An overly realistic approach similarly mischaracterizes reality. Much of daily life doesn’t fit into a predetermined narrative. Most of Hechtman’s story can’t. But the absurdity doesn’t make it any less true or real, so imposing a strict narrative or abstract logic onto an incongruous reality can’t render the most accurate representation. In The Fragrance of Guava, magical realist pioneer Gabriel Garcia Marquez says that “disproportion is part of our reality too. Our reality is in itself out of all proportion.” Haruki Murakami said something similar in a 1994 interview with Wired: “I like to see the strangeness or weirdness in ordinary people or ordinary scenery or ordinary, everyday life.” Anomalies are an essential feature of reality. Understanding this reframes the way that I approach unexpected moments, like when I saw the “FALLOUT SHELTER” sign for the first time. I can enrich my understanding of the environment that I live in without occluding its history. 

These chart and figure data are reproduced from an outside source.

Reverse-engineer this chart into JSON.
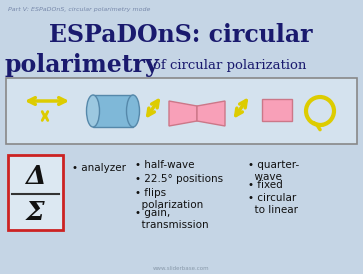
{
  "bg_color": "#c5d5e5",
  "border_color": "#888888",
  "title_color": "#1a1a6e",
  "subtitle_small": "Part V: ESPaDOnS, circular polarimetry mode",
  "arrow_color": "#ddcc00",
  "cylinder_face": "#7fb8d8",
  "cylinder_edge": "#5588aa",
  "prism_color": "#f8a0b8",
  "prism_edge": "#cc7788",
  "circle_color": "#ddcc00",
  "delta_sigma_border": "#cc2222",
  "icon_box_face": "#d4e2ee",
  "bullet_col2": [
    "half-wave",
    "22.5° positions",
    "flips\npolarization",
    "gain,\ntransmission"
  ],
  "bullet_col3": [
    "quarter-\nwave",
    "fixed",
    "circular\nto linear"
  ],
  "watermark": "www.sliderbase.com"
}
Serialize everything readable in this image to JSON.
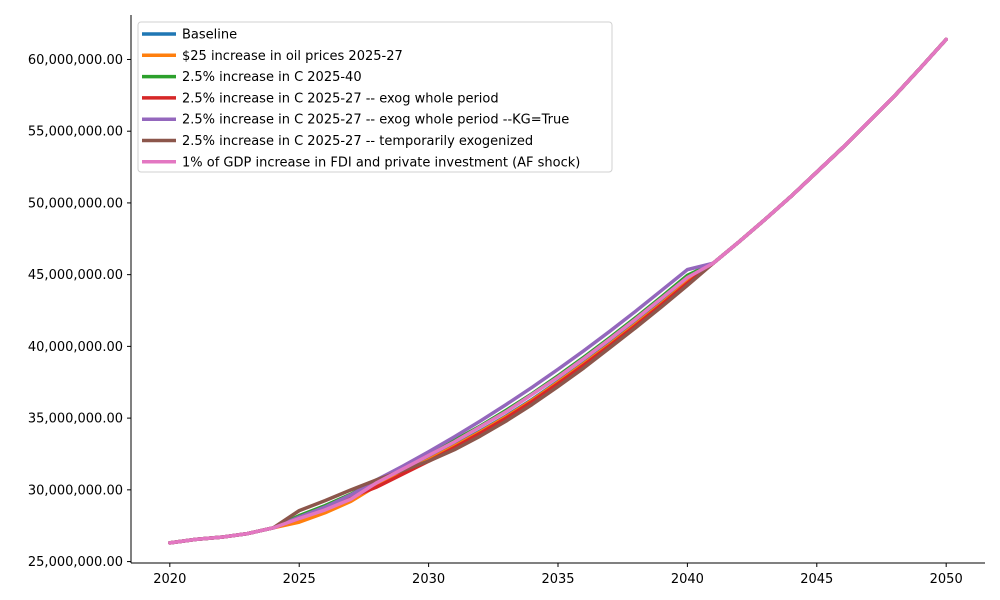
{
  "chart_data": {
    "type": "line",
    "title": "",
    "xlabel": "",
    "ylabel": "",
    "xlim": [
      2018.5,
      2051.5
    ],
    "ylim": [
      24900000,
      63100000
    ],
    "x_ticks": [
      2020,
      2025,
      2030,
      2035,
      2040,
      2045,
      2050
    ],
    "y_ticks": [
      25000000,
      30000000,
      35000000,
      40000000,
      45000000,
      50000000,
      55000000,
      60000000
    ],
    "y_tick_labels": [
      "25,000,000.00",
      "30,000,000.00",
      "35,000,000.00",
      "40,000,000.00",
      "45,000,000.00",
      "50,000,000.00",
      "55,000,000.00",
      "60,000,000.00"
    ],
    "grid": false,
    "legend_position": "top-left",
    "x": [
      2020,
      2021,
      2022,
      2023,
      2024,
      2025,
      2026,
      2027,
      2028,
      2029,
      2030,
      2031,
      2032,
      2033,
      2034,
      2035,
      2036,
      2037,
      2038,
      2039,
      2040,
      2041,
      2042,
      2043,
      2044,
      2045,
      2046,
      2047,
      2048,
      2049,
      2050
    ],
    "series": [
      {
        "name": "Baseline",
        "color": "#1f77b4",
        "values": [
          26300000,
          26550000,
          26700000,
          26950000,
          27350000,
          27900000,
          28500000,
          29300000,
          30500000,
          31300000,
          32150000,
          33100000,
          34100000,
          35150000,
          36300000,
          37550000,
          38850000,
          40200000,
          41600000,
          43050000,
          44550000,
          45800000,
          47300000,
          48850000,
          50450000,
          52150000,
          53850000,
          55650000,
          57450000,
          59400000,
          61400000
        ]
      },
      {
        "name": "$25 increase in oil prices 2025-27",
        "color": "#ff7f0e",
        "values": [
          26300000,
          26550000,
          26700000,
          26950000,
          27350000,
          27750000,
          28400000,
          29200000,
          30300000,
          31200000,
          32100000,
          33050000,
          34050000,
          35100000,
          36250000,
          37500000,
          38800000,
          40150000,
          41550000,
          43000000,
          44500000,
          45800000,
          47300000,
          48850000,
          50450000,
          52150000,
          53850000,
          55650000,
          57450000,
          59400000,
          61400000
        ]
      },
      {
        "name": "2.5% increase in C 2025-40",
        "color": "#2ca02c",
        "values": [
          26300000,
          26550000,
          26700000,
          26950000,
          27350000,
          28200000,
          28900000,
          29700000,
          30700000,
          31600000,
          32500000,
          33450000,
          34450000,
          35550000,
          36700000,
          37950000,
          39250000,
          40600000,
          42000000,
          43450000,
          44950000,
          45800000,
          47300000,
          48850000,
          50450000,
          52150000,
          53850000,
          55650000,
          57450000,
          59400000,
          61400000
        ]
      },
      {
        "name": "2.5% increase in C 2025-27 -- exog whole period",
        "color": "#d62728",
        "values": [
          26300000,
          26550000,
          26700000,
          26950000,
          27350000,
          28000000,
          28700000,
          29500000,
          30200000,
          31100000,
          32000000,
          32950000,
          33950000,
          35000000,
          36150000,
          37400000,
          38700000,
          40050000,
          41450000,
          42900000,
          44400000,
          45800000,
          47300000,
          48850000,
          50450000,
          52150000,
          53850000,
          55650000,
          57450000,
          59400000,
          61400000
        ]
      },
      {
        "name": "2.5% increase in C 2025-27 -- exog whole period --KG=True",
        "color": "#9467bd",
        "values": [
          26300000,
          26550000,
          26700000,
          26950000,
          27350000,
          28100000,
          28800000,
          29650000,
          30700000,
          31650000,
          32650000,
          33700000,
          34800000,
          35950000,
          37150000,
          38400000,
          39700000,
          41050000,
          42450000,
          43900000,
          45350000,
          45800000,
          47300000,
          48850000,
          50450000,
          52150000,
          53850000,
          55650000,
          57450000,
          59400000,
          61400000
        ]
      },
      {
        "name": "2.5% increase in C 2025-27 -- temporarily exogenized",
        "color": "#8c564b",
        "values": [
          26300000,
          26550000,
          26700000,
          26950000,
          27350000,
          28550000,
          29250000,
          30000000,
          30700000,
          31350000,
          32000000,
          32800000,
          33750000,
          34800000,
          35950000,
          37200000,
          38500000,
          39900000,
          41300000,
          42750000,
          44250000,
          45800000,
          47300000,
          48850000,
          50450000,
          52150000,
          53850000,
          55650000,
          57450000,
          59400000,
          61400000
        ]
      },
      {
        "name": "1% of GDP increase in FDI and private investment (AF shock)",
        "color": "#e377c2",
        "values": [
          26300000,
          26550000,
          26700000,
          26950000,
          27350000,
          28000000,
          28600000,
          29350000,
          30500000,
          31450000,
          32400000,
          33350000,
          34400000,
          35450000,
          36650000,
          37850000,
          39150000,
          40500000,
          41900000,
          43350000,
          44800000,
          45800000,
          47300000,
          48850000,
          50450000,
          52150000,
          53850000,
          55650000,
          57450000,
          59400000,
          61400000
        ]
      }
    ]
  }
}
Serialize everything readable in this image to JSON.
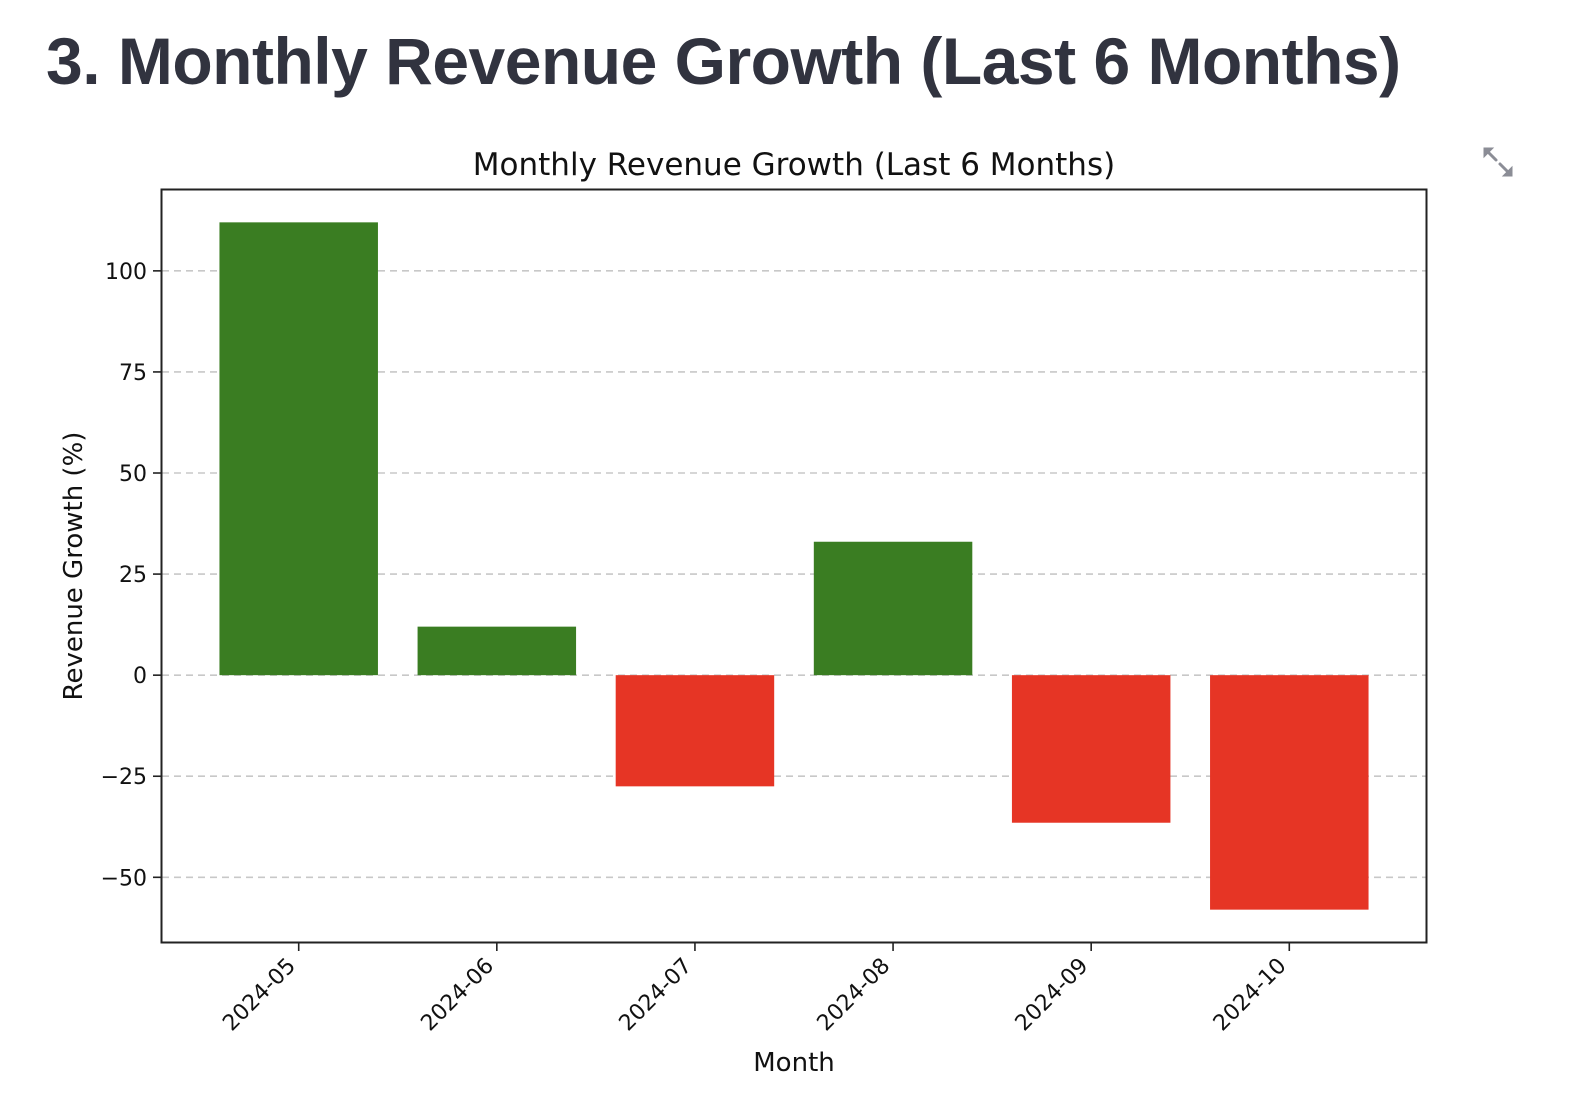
{
  "page": {
    "heading": "3. Monthly Revenue Growth (Last 6 Months)",
    "expand_icon": "expand-arrows-icon"
  },
  "colors": {
    "positive": "#3a7d22",
    "negative": "#e63525",
    "heading": "#31333f",
    "grid": "#c8c8c8",
    "icon": "#8b8d96"
  },
  "chart_data": {
    "type": "bar",
    "title": "Monthly Revenue Growth (Last 6 Months)",
    "xlabel": "Month",
    "ylabel": "Revenue Growth (%)",
    "categories": [
      "2024-05",
      "2024-06",
      "2024-07",
      "2024-08",
      "2024-09",
      "2024-10"
    ],
    "values": [
      112,
      12,
      -27.5,
      33,
      -36.5,
      -58
    ],
    "ylim": [
      -66,
      120
    ],
    "yticks": [
      -50,
      -25,
      0,
      25,
      50,
      75,
      100
    ],
    "ytick_labels": [
      "−50",
      "−25",
      "0",
      "25",
      "50",
      "75",
      "100"
    ],
    "grid": "horizontal dashed",
    "legend": "none",
    "bar_color_rule": "green for positive, red for negative"
  }
}
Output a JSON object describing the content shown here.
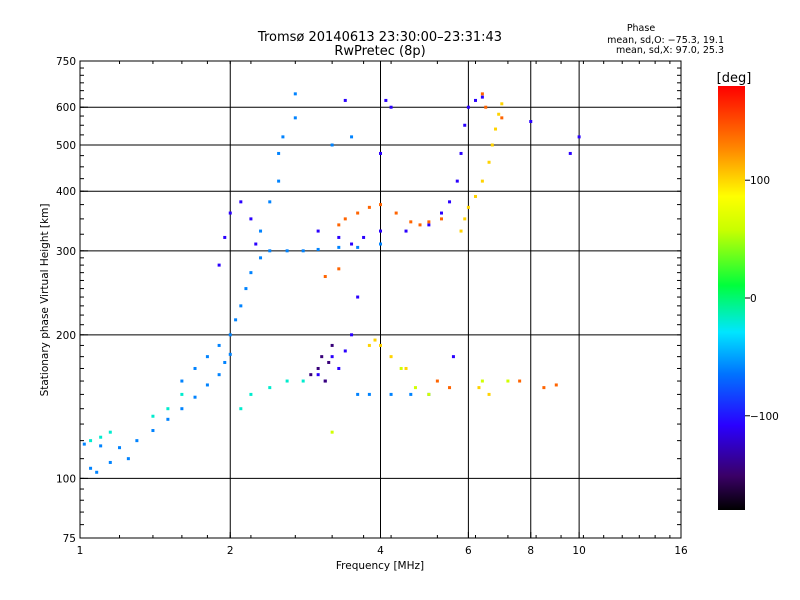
{
  "chart_data": {
    "type": "scatter",
    "title": "Tromsø 20140613 23:30:00–23:31:43",
    "subtitle": "RwPretec (8p)",
    "xlabel": "Frequency [MHz]",
    "ylabel": "Stationary phase Virtual Height [km]",
    "x_scale": "log2",
    "y_scale": "log",
    "xlim": [
      1,
      16
    ],
    "ylim": [
      75,
      750
    ],
    "x_ticks": [
      1,
      2,
      4,
      6,
      8,
      10,
      16
    ],
    "y_ticks": [
      75,
      100,
      200,
      300,
      400,
      500,
      600,
      750
    ],
    "x_gridlines": [
      2,
      4,
      6,
      8,
      10
    ],
    "y_gridlines": [
      100,
      200,
      300,
      400,
      500,
      600
    ],
    "grid": true,
    "phase_stats": {
      "heading": "Phase",
      "line1": "mean, sd,O: −75.3, 19.1",
      "line2": "mean, sd,X:  97.0, 25.3"
    },
    "colorbar": {
      "label": "[deg]",
      "min": -180,
      "max": 180,
      "ticks": [
        100,
        0,
        -100
      ],
      "tick_labels": [
        "100",
        "0",
        "−100"
      ]
    },
    "series": [
      {
        "color_phase": -60,
        "points": [
          [
            1.02,
            118
          ],
          [
            1.1,
            117
          ],
          [
            1.2,
            116
          ],
          [
            1.3,
            120
          ],
          [
            1.4,
            126
          ],
          [
            1.5,
            133
          ],
          [
            1.6,
            140
          ],
          [
            1.7,
            148
          ],
          [
            1.8,
            157
          ],
          [
            1.9,
            165
          ],
          [
            1.95,
            175
          ],
          [
            2.0,
            182
          ],
          [
            1.6,
            160
          ],
          [
            1.7,
            170
          ],
          [
            1.8,
            180
          ],
          [
            1.9,
            190
          ],
          [
            2.0,
            200
          ],
          [
            2.05,
            215
          ],
          [
            2.1,
            230
          ],
          [
            2.15,
            250
          ],
          [
            2.2,
            270
          ],
          [
            2.3,
            290
          ],
          [
            2.4,
            300
          ],
          [
            2.6,
            300
          ],
          [
            2.8,
            300
          ],
          [
            3.0,
            302
          ],
          [
            3.3,
            305
          ],
          [
            3.6,
            305
          ],
          [
            4.0,
            310
          ],
          [
            2.3,
            330
          ],
          [
            2.4,
            380
          ],
          [
            2.5,
            420
          ],
          [
            2.5,
            480
          ],
          [
            2.55,
            520
          ],
          [
            2.7,
            570
          ],
          [
            2.7,
            640
          ],
          [
            3.6,
            150
          ],
          [
            3.8,
            150
          ],
          [
            4.2,
            150
          ],
          [
            4.6,
            150
          ],
          [
            5.0,
            150
          ],
          [
            1.05,
            105
          ],
          [
            1.08,
            103
          ],
          [
            1.15,
            108
          ],
          [
            1.25,
            110
          ],
          [
            3.2,
            500
          ],
          [
            3.5,
            520
          ]
        ]
      },
      {
        "color_phase": -110,
        "points": [
          [
            1.9,
            280
          ],
          [
            1.95,
            320
          ],
          [
            2.0,
            360
          ],
          [
            2.1,
            380
          ],
          [
            2.2,
            350
          ],
          [
            2.25,
            310
          ],
          [
            3.0,
            330
          ],
          [
            3.3,
            320
          ],
          [
            3.5,
            310
          ],
          [
            3.7,
            320
          ],
          [
            4.0,
            330
          ],
          [
            4.5,
            330
          ],
          [
            5.0,
            340
          ],
          [
            5.3,
            360
          ],
          [
            5.5,
            380
          ],
          [
            5.7,
            420
          ],
          [
            5.8,
            480
          ],
          [
            5.9,
            550
          ],
          [
            6.0,
            600
          ],
          [
            6.2,
            620
          ],
          [
            6.4,
            630
          ],
          [
            3.2,
            180
          ],
          [
            3.4,
            185
          ],
          [
            3.5,
            200
          ],
          [
            3.6,
            240
          ],
          [
            3.3,
            170
          ],
          [
            3.1,
            160
          ],
          [
            3.0,
            165
          ],
          [
            4.0,
            480
          ],
          [
            4.2,
            600
          ],
          [
            4.1,
            620
          ],
          [
            3.4,
            620
          ],
          [
            8.0,
            560
          ],
          [
            10.0,
            520
          ],
          [
            9.6,
            480
          ],
          [
            5.6,
            180
          ]
        ]
      },
      {
        "color_phase": -145,
        "points": [
          [
            3.0,
            170
          ],
          [
            3.05,
            180
          ],
          [
            3.1,
            160
          ],
          [
            3.15,
            175
          ],
          [
            2.9,
            165
          ],
          [
            3.2,
            190
          ]
        ]
      },
      {
        "color_phase": 100,
        "points": [
          [
            5.8,
            330
          ],
          [
            5.9,
            350
          ],
          [
            6.0,
            370
          ],
          [
            6.2,
            390
          ],
          [
            6.4,
            420
          ],
          [
            6.6,
            460
          ],
          [
            6.7,
            500
          ],
          [
            6.8,
            540
          ],
          [
            6.9,
            580
          ],
          [
            7.0,
            610
          ],
          [
            3.8,
            190
          ],
          [
            3.9,
            195
          ],
          [
            4.0,
            190
          ],
          [
            4.2,
            180
          ],
          [
            4.5,
            170
          ],
          [
            6.3,
            155
          ],
          [
            6.6,
            150
          ]
        ]
      },
      {
        "color_phase": 140,
        "points": [
          [
            3.3,
            340
          ],
          [
            3.4,
            350
          ],
          [
            3.6,
            360
          ],
          [
            3.8,
            370
          ],
          [
            4.0,
            375
          ],
          [
            4.3,
            360
          ],
          [
            4.6,
            345
          ],
          [
            4.8,
            340
          ],
          [
            5.0,
            345
          ],
          [
            5.3,
            350
          ],
          [
            3.1,
            265
          ],
          [
            3.3,
            275
          ],
          [
            6.4,
            640
          ],
          [
            6.5,
            600
          ],
          [
            7.0,
            570
          ],
          [
            5.2,
            160
          ],
          [
            5.5,
            155
          ],
          [
            7.6,
            160
          ],
          [
            8.5,
            155
          ],
          [
            9.0,
            157
          ]
        ]
      },
      {
        "color_phase": 60,
        "points": [
          [
            4.7,
            155
          ],
          [
            5.0,
            150
          ],
          [
            6.4,
            160
          ],
          [
            7.2,
            160
          ],
          [
            4.4,
            170
          ],
          [
            3.2,
            125
          ]
        ]
      },
      {
        "color_phase": -20,
        "points": [
          [
            1.4,
            135
          ],
          [
            1.5,
            140
          ],
          [
            1.6,
            150
          ],
          [
            2.1,
            140
          ],
          [
            2.2,
            150
          ],
          [
            2.4,
            155
          ],
          [
            2.6,
            160
          ],
          [
            2.8,
            160
          ],
          [
            1.15,
            125
          ],
          [
            1.1,
            122
          ],
          [
            1.05,
            120
          ]
        ]
      }
    ]
  }
}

Marquez shows how realist texts can’t capture a dynamic and evolving history: “[Realism] is a kind of premeditated literature that offers too static and exclusive reality. However good or bad they may be, they are books which finish on the last page.” To extend his comparison, magical realism doesn’t offer the same static rendering. Similarly, the collective Columbia history doesn’t have a last page, and neither does our reception of it. Now, I walk past the sign with growing indifference. This day by day integration into my daily life frames the way that I walk through Columbia and New York City as a dynamic process. A static understanding of the past can’t effectively convey that. Columbia’s graffiti-covered tunnels are an unfinished and ever-changing manuscript, much like the University’s history as a whole. Within this literary framing, magical realism recognizes the absurd as part of history’s vitality. Being able to think the same makes my interactions with Columbia, the city, and history more vibrant.